If the submission does not add enctype= "Multipart/form-data" will be an error:
Java.lang.IllegalArgumentException:-Argument type Mismatch-had objects of type "java.lang.String" but expected Signatu Re "Org.apache.struts.upload.FormFile"
The meaning of enctype= "Multipart/form-data" in the form is to set the MIME encoding of the form. By default, this encoding format is application/x-www-form-urlencoded and cannot be used for file uploads, and only the multipart/form-data can be used to complete the transfer of file data and perform the following actions.
Enctype= "Multipart/form-data" is the uploading of binary data; The value of the input in the form is passed in the form of 2.
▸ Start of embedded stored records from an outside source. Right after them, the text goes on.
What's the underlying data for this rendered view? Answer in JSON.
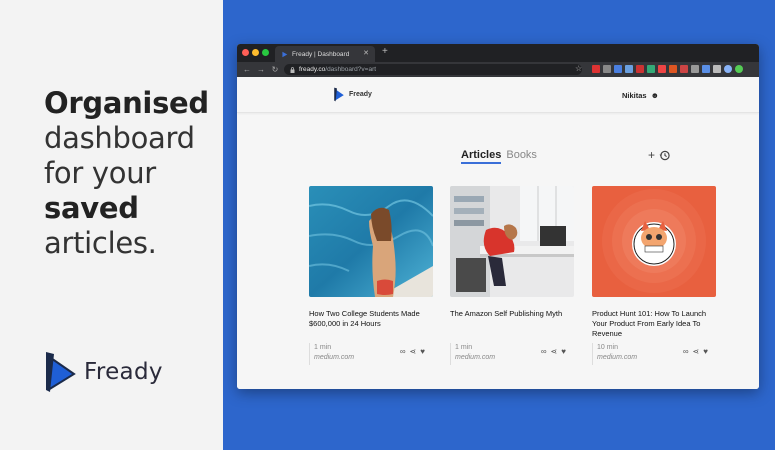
{
  "promo": {
    "headline": {
      "line1": "Organised",
      "line2": "dashboard",
      "line3": "for your",
      "line4": "saved",
      "line5": "articles."
    },
    "brand_name": "Fready"
  },
  "browser": {
    "tab_title": "Fready | Dashboard",
    "url_host": "fready.co",
    "url_path": "/dashboard?v=art"
  },
  "app": {
    "logo_text": "Fready",
    "user_name": "Nikitas",
    "tabs": [
      {
        "label": "Articles",
        "active": true
      },
      {
        "label": "Books",
        "active": false
      }
    ],
    "cards": [
      {
        "title": "How Two College Students Made $600,000 in 24 Hours",
        "time": "1 min",
        "source": "medium.com"
      },
      {
        "title": "The Amazon Self Publishing Myth",
        "time": "1 min",
        "source": "medium.com"
      },
      {
        "title": "Product Hunt 101: How To Launch Your Product From Early Idea To Revenue",
        "time": "10 min",
        "source": "medium.com"
      }
    ]
  },
  "colors": {
    "blue_panel": "#2d66cc",
    "accent": "#3a6fd8",
    "product_hunt_orange": "#e8603f"
  }
}
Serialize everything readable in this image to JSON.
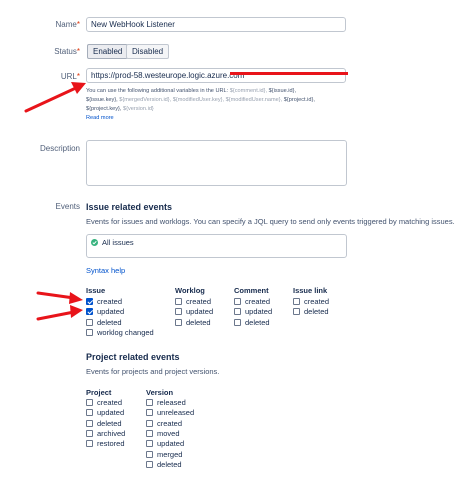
{
  "form": {
    "name_label": "Name",
    "name_value": "New WebHook Listener",
    "status_label": "Status",
    "status_enabled": "Enabled",
    "status_disabled": "Disabled",
    "url_label": "URL",
    "url_value": "https://prod-58.westeurope.logic.azure.com",
    "url_help_line1_a": "You can use the following additional variables in the URL: ",
    "url_help_line1_b": "${comment.id}, ",
    "url_help_line1_c": "${issue.id},",
    "url_help_line2_a": "${issue.key}, ",
    "url_help_line2_b": "${mergedVersion.id}, ${modifiedUser.key}, ${modifiedUser.name}, ",
    "url_help_line2_c": "${project.id},",
    "url_help_line3_a": "${project.key}, ",
    "url_help_line3_b": "${version.id}",
    "read_more": "Read more",
    "description_label": "Description",
    "description_value": "",
    "events_label": "Events"
  },
  "issue_events": {
    "title": "Issue related events",
    "description": "Events for issues and worklogs. You can specify a JQL query to send only events triggered by matching issues.",
    "jql_value": "All issues",
    "syntax_help": "Syntax help",
    "columns": [
      {
        "heading": "Issue",
        "items": [
          {
            "label": "created",
            "checked": true
          },
          {
            "label": "updated",
            "checked": true
          },
          {
            "label": "deleted",
            "checked": false
          },
          {
            "label": "worklog changed",
            "checked": false
          }
        ]
      },
      {
        "heading": "Worklog",
        "items": [
          {
            "label": "created",
            "checked": false
          },
          {
            "label": "updated",
            "checked": false
          },
          {
            "label": "deleted",
            "checked": false
          }
        ]
      },
      {
        "heading": "Comment",
        "items": [
          {
            "label": "created",
            "checked": false
          },
          {
            "label": "updated",
            "checked": false
          },
          {
            "label": "deleted",
            "checked": false
          }
        ]
      },
      {
        "heading": "Issue link",
        "items": [
          {
            "label": "created",
            "checked": false
          },
          {
            "label": "deleted",
            "checked": false
          }
        ]
      }
    ]
  },
  "project_events": {
    "title": "Project related events",
    "description": "Events for projects and project versions.",
    "columns": [
      {
        "heading": "Project",
        "items": [
          {
            "label": "created",
            "checked": false
          },
          {
            "label": "updated",
            "checked": false
          },
          {
            "label": "deleted",
            "checked": false
          },
          {
            "label": "archived",
            "checked": false
          },
          {
            "label": "restored",
            "checked": false
          }
        ]
      },
      {
        "heading": "Version",
        "items": [
          {
            "label": "released",
            "checked": false
          },
          {
            "label": "unreleased",
            "checked": false
          },
          {
            "label": "created",
            "checked": false
          },
          {
            "label": "moved",
            "checked": false
          },
          {
            "label": "updated",
            "checked": false
          },
          {
            "label": "merged",
            "checked": false
          },
          {
            "label": "deleted",
            "checked": false
          }
        ]
      }
    ]
  },
  "colors": {
    "accent": "#0052cc",
    "annotation_red": "#e8141a",
    "success": "#36b37e"
  }
}
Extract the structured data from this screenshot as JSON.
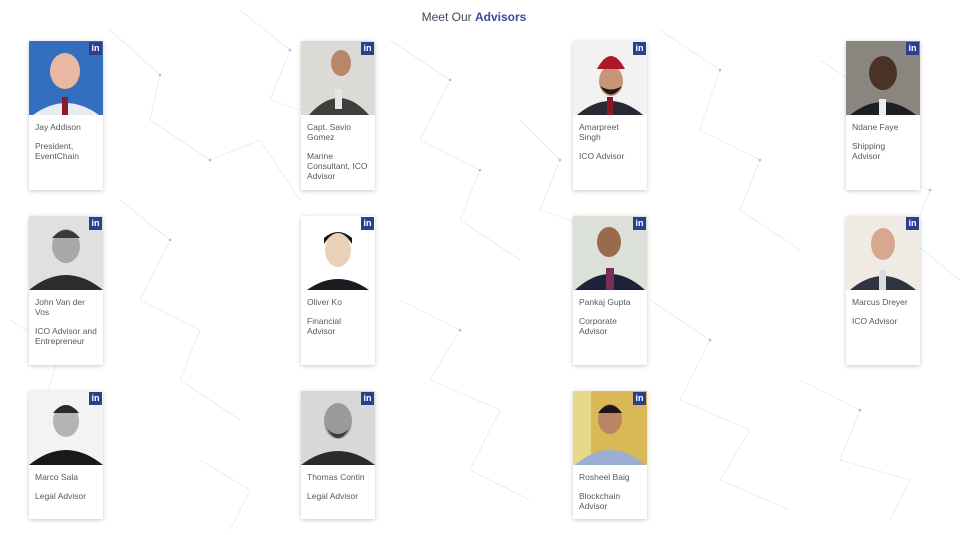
{
  "header": {
    "prefix": "Meet Our",
    "accent": "Advisors"
  },
  "colors": {
    "accent": "#3b4a9c",
    "linkedin": "#2d3e8c",
    "text": "#555a61"
  },
  "advisors": [
    {
      "name": "Jay Addison",
      "role": "President, EventChain",
      "linkedin_label": "in",
      "icon": "linkedin-icon"
    },
    {
      "name": "Capt. Savio Gomez",
      "role": "Marine Consultant, ICO Advisor",
      "linkedin_label": "in",
      "icon": "linkedin-icon"
    },
    {
      "name": "Amarpreet Singh",
      "role": "ICO Advisor",
      "linkedin_label": "in",
      "icon": "linkedin-icon"
    },
    {
      "name": "Ndane Faye",
      "role": "Shipping Advisor",
      "linkedin_label": "in",
      "icon": "linkedin-icon"
    },
    {
      "name": "John Van der Vos",
      "role": "ICO Advisor and Entrepreneur",
      "linkedin_label": "in",
      "icon": "linkedin-icon"
    },
    {
      "name": "Oliver Ko",
      "role": "Financial Advisor",
      "linkedin_label": "in",
      "icon": "linkedin-icon"
    },
    {
      "name": "Pankaj Gupta",
      "role": "Corporate Advisor",
      "linkedin_label": "in",
      "icon": "linkedin-icon"
    },
    {
      "name": "Marcus Dreyer",
      "role": "ICO Advisor",
      "linkedin_label": "in",
      "icon": "linkedin-icon"
    },
    {
      "name": "Marco Sala",
      "role": "Legal Advisor",
      "linkedin_label": "in",
      "icon": "linkedin-icon"
    },
    {
      "name": "Thomas Contin",
      "role": "Legal Advisor",
      "linkedin_label": "in",
      "icon": "linkedin-icon"
    },
    {
      "name": "Rosheel Baig",
      "role": "Blockchain Advisor",
      "linkedin_label": "in",
      "icon": "linkedin-icon"
    }
  ]
}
The experience of enctype= "multipart/form-data" in form form
When you use a form to transfer data, if the form adds the enctype= "Multipart/form-data" attribute, the form request is passed to another JSP or servlet
It is not possible to use Request.getparameter () to get the values of individual form elements.
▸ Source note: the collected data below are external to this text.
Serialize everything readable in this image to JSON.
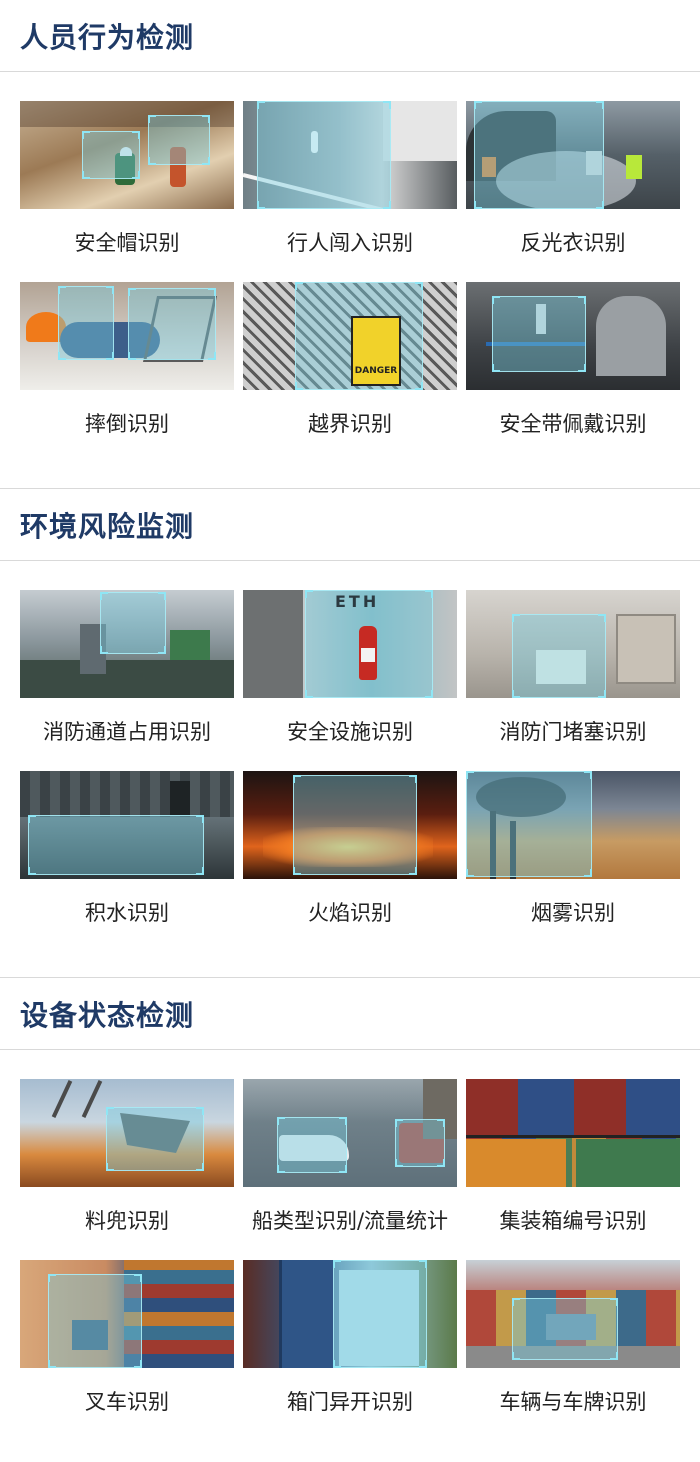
{
  "sections": [
    {
      "title": "人员行为检测",
      "items": [
        "安全帽识别",
        "行人闯入识别",
        "反光衣识别",
        "摔倒识别",
        "越界识别",
        "安全带佩戴识别"
      ]
    },
    {
      "title": "环境风险监测",
      "items": [
        "消防通道占用识别",
        "安全设施识别",
        "消防门堵塞识别",
        "积水识别",
        "火焰识别",
        "烟雾识别"
      ]
    },
    {
      "title": "设备状态检测",
      "items": [
        "料兜识别",
        "船类型识别/流量统计",
        "集装箱编号识别",
        "叉车识别",
        "箱门异开识别",
        "车辆与车牌识别"
      ]
    }
  ],
  "thumbnail_text": {
    "danger_sign": "DANGER",
    "wall_letters": "ETH"
  },
  "colors": {
    "section_title": "#1f3a66",
    "divider": "#d9d9d9",
    "detection_overlay": "#78cde1"
  }
}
This can be done universally (the API provided by the upload component):
Boolean ismultipart = servletfileupload.ismultipartcontent (request);
if (Ismultipart) {
Create a factory for disk-based file items
Org.apache.commons.fileupload.FileItemFactory factory = new Diskfileitemfactory ();
Create a new file upload handler
Servletfileupload upload = new Servletfileupload (factory);
Parse the request
List/* Fileitem */items = upload.parserequest (request);
Process the uploaded items
Iterator iter = Items.iterator ();
while (Iter.hasnext ()) {
Org.apache.commons.fileupload.FileItem item = (Org.apache.commons.fileupload.FileItem) ITER
. Next ();
if (Item.isformfield ()) {
String name = Item.getfieldname ();
String value = item.getstring ("GBK");
OUT.PRINTLN (name + "=" + value);
Params.put (Name.touppercase (), Value.trim ());
} ......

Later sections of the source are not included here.